Michelle Obama si trova in visita nel Paese in occasione di un tour nell'area africana per sostenere l'accesso all'istruzione. Nel viaggio è accompagnata dalle due figlie, Malia e Sasha, e dalla mamma Marian Robinson. Dopo l'incontro con la presidente liberiana Ellen Johnson Sirleaf, Obama si è recata a Kakata, vicino Monrovia, nel centro dei "Corpi per la Pace", un'organizzazione formata da volontarie americane che promuove la pace nel mondo.

"Dovreste saperlo bene - ha detto Michelle Obama - che dovete lavorare duramente qui, dovete fare del vostro meglio per terminare gli studi. 62 milioni di ragazze nel mondo non hanno queste opportunità".

"E quando ho saputo che ci sono 62 milioni di ragazze senza possibilità di istruzione, mi sono arrabbiata molto.
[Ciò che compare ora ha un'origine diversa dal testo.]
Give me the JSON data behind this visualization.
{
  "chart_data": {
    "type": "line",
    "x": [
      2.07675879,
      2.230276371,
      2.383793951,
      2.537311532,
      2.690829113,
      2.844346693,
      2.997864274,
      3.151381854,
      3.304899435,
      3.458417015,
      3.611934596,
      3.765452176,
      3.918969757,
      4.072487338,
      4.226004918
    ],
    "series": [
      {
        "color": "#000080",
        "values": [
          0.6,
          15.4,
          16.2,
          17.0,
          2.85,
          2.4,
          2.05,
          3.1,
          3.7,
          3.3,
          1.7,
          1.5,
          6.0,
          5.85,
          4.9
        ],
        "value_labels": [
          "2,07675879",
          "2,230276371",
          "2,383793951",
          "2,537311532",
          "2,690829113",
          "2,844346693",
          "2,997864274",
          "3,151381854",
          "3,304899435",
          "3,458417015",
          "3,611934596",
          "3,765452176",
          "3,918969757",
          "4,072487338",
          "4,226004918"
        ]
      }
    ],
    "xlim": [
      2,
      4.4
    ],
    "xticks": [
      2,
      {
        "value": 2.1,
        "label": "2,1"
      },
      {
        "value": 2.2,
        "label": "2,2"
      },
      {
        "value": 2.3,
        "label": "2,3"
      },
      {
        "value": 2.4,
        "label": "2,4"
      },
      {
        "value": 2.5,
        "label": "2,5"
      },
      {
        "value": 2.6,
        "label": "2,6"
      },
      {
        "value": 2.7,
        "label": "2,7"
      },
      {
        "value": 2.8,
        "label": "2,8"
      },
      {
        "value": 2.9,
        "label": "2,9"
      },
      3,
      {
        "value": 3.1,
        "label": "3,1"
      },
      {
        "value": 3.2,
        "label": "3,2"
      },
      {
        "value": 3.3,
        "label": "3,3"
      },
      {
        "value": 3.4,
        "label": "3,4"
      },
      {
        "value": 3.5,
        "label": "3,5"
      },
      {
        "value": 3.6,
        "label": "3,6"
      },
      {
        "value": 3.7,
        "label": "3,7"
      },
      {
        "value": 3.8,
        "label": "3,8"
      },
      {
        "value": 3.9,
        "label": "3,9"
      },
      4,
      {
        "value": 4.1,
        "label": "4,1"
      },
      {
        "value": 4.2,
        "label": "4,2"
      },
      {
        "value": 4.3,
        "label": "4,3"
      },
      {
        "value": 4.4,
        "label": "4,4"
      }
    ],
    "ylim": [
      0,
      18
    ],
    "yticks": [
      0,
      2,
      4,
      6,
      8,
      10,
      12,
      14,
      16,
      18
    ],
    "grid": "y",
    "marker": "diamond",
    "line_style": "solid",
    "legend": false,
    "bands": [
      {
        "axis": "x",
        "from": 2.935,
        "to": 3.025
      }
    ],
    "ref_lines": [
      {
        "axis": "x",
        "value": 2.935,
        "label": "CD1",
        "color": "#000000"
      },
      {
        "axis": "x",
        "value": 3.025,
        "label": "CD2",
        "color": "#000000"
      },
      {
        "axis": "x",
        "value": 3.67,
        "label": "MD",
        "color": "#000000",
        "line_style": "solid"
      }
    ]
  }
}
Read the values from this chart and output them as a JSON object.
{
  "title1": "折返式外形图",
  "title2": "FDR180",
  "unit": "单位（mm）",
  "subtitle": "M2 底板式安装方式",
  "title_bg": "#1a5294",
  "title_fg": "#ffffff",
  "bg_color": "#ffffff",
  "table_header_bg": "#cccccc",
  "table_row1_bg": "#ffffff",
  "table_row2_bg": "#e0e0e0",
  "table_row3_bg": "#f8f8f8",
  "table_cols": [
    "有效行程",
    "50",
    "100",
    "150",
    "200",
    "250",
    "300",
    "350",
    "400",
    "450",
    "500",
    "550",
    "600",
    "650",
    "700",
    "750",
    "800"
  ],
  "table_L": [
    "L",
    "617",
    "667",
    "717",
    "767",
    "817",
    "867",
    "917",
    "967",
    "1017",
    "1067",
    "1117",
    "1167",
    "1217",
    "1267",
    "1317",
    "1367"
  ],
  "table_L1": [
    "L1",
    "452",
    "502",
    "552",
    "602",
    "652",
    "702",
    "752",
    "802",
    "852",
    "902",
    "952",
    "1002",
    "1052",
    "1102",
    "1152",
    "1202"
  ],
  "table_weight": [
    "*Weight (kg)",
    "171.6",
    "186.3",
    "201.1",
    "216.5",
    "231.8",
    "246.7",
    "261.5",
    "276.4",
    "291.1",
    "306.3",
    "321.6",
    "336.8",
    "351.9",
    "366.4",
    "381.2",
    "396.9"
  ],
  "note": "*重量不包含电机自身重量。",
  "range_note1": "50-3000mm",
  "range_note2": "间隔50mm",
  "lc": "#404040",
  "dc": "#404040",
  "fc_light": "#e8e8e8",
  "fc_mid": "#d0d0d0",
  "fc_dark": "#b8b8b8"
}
Mi sono detta che non potevamo restare senza fare nulla, soprattutto in un Paese come gli Stati Uniti. Là abbiamo enormi risorse e ci sono ragazze che non vogliono andare a scuola. E non perchè non se lo possono permettere, ma perchè non ne comprendono l'importanza".

"Poco importa quindi ciò che vi dicono, vorrei che continuaste a battervi. Continuate a studiare, andate al liceo, andate all'Università se potete. E quando finirete, vorrei che foste i leader che seguano i più piccoli, ritornando nelle vostre comunità e battendovi per l'istruzione".

L'agenzia americana per lo sviluppo internazionale (USAID) ha annunciato "nuovi finanziamenti in Liberia destinati a rimuovere gli ostacoli che impediscono alle ragazze l'accesso all'istruzione". Secondo gli ultimi dati forniti dalle Nazioni Unite, solamente il 37% delle ragazze tra i 15 e i 24 anni sanno leggere in Liberia, un Paese che ha conosciuto 14 anni di sanguinosa guerra civile.